Inflationserwartungen gehen wieder in die Höhe

Laut der am Donnerstag veröffentlichten vierteljährlichen Umfrage der Notenbank unter Analysten ihrer Geldpolitik rechnen diese 2013 für die Euro-Zone mit einem Preisanstieg von 2,3 Prozent.

In der vor drei Monaten veröffentlichten Umfrage waren lediglich 1,9 Prozent veranschlagt worden. 2013 soll die Teuerung dann auf 1,8 Prozent zurückgehen (Februar-Prognose: 1,7 Prozent). Die Europäische Zentralbank (EZB) sieht Geldwertstabilität bei einer Teuerungsrate von knapp unter zwei Prozent gewährleistet.

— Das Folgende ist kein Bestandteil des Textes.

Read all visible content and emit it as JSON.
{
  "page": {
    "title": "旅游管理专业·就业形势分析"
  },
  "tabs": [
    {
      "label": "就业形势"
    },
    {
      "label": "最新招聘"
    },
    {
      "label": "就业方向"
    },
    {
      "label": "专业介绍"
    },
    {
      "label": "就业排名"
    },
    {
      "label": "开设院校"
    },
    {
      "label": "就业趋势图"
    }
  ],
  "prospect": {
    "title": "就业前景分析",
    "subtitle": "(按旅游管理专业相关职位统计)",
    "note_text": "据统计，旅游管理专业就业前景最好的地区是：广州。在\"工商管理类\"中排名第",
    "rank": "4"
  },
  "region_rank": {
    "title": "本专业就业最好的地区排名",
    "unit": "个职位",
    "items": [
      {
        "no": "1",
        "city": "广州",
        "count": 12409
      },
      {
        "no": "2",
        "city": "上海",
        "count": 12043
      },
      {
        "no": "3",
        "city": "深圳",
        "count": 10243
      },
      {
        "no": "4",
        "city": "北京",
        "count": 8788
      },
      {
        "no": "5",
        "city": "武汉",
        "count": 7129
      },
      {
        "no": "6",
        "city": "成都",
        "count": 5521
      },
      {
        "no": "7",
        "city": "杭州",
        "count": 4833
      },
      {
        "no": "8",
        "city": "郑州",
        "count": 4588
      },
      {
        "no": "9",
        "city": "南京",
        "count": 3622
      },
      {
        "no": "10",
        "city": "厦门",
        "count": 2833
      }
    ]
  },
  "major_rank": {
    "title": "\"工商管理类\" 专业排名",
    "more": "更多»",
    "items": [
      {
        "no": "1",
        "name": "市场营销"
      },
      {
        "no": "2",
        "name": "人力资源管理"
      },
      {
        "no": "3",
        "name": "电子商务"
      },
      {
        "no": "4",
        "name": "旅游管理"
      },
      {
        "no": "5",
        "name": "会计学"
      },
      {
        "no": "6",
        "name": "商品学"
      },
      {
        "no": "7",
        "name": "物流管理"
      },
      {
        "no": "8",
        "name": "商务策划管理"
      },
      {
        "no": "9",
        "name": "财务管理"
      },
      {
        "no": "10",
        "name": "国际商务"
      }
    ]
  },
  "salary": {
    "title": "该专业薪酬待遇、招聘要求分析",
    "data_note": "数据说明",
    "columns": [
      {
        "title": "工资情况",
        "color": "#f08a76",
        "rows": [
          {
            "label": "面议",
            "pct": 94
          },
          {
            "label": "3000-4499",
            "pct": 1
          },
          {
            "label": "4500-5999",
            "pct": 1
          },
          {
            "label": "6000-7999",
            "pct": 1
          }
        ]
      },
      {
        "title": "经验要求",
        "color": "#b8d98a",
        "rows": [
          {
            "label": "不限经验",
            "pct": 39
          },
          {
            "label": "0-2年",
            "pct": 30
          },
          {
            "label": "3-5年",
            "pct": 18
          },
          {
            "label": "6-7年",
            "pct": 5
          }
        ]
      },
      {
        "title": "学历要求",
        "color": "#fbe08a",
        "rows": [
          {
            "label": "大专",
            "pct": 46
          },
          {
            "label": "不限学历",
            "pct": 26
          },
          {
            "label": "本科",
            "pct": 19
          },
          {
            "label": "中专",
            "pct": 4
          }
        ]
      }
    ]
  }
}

Aufgrund der Liquiditätsschwemme der Notenbanken, erwarten viele Marktexperten ein deutliches Anziehen der Inflation in den kommenden Jahren. Ziel: Die langsam Entschuldung der Staaten zu Lasten bestehender Vermögen.

EZB würde Zinsen erhöhen

Trotz der Krise in der Euro-Zone wird die EZB laut Chefvolkswirt Peter Praet bei Inflationsgefahren notfalls die Zinsen erhöhen. "Wie bereits in der Vergangenheit wird der EZB-Rat wachsam darauf achten, Aufwärtsrisiken für die Preisstabilität einzudämmen", sagte Praet am Donnerstag auf einer Konferenz der Oesterreichischen Nationalbank (OeNB). Der Leitzins liegt derzeit auf dem historisch niedrigen Niveau von einem Prozent. OeNB-Chef Ewald Nowotny sagte, die Option des Ausstiegs aus der Politik des billigen Geldes sei ständig im Hinterkopf der Notenbanker. "Derzeit ist der Zeitpunkt für einen Ausstieg aber noch nicht gekommen."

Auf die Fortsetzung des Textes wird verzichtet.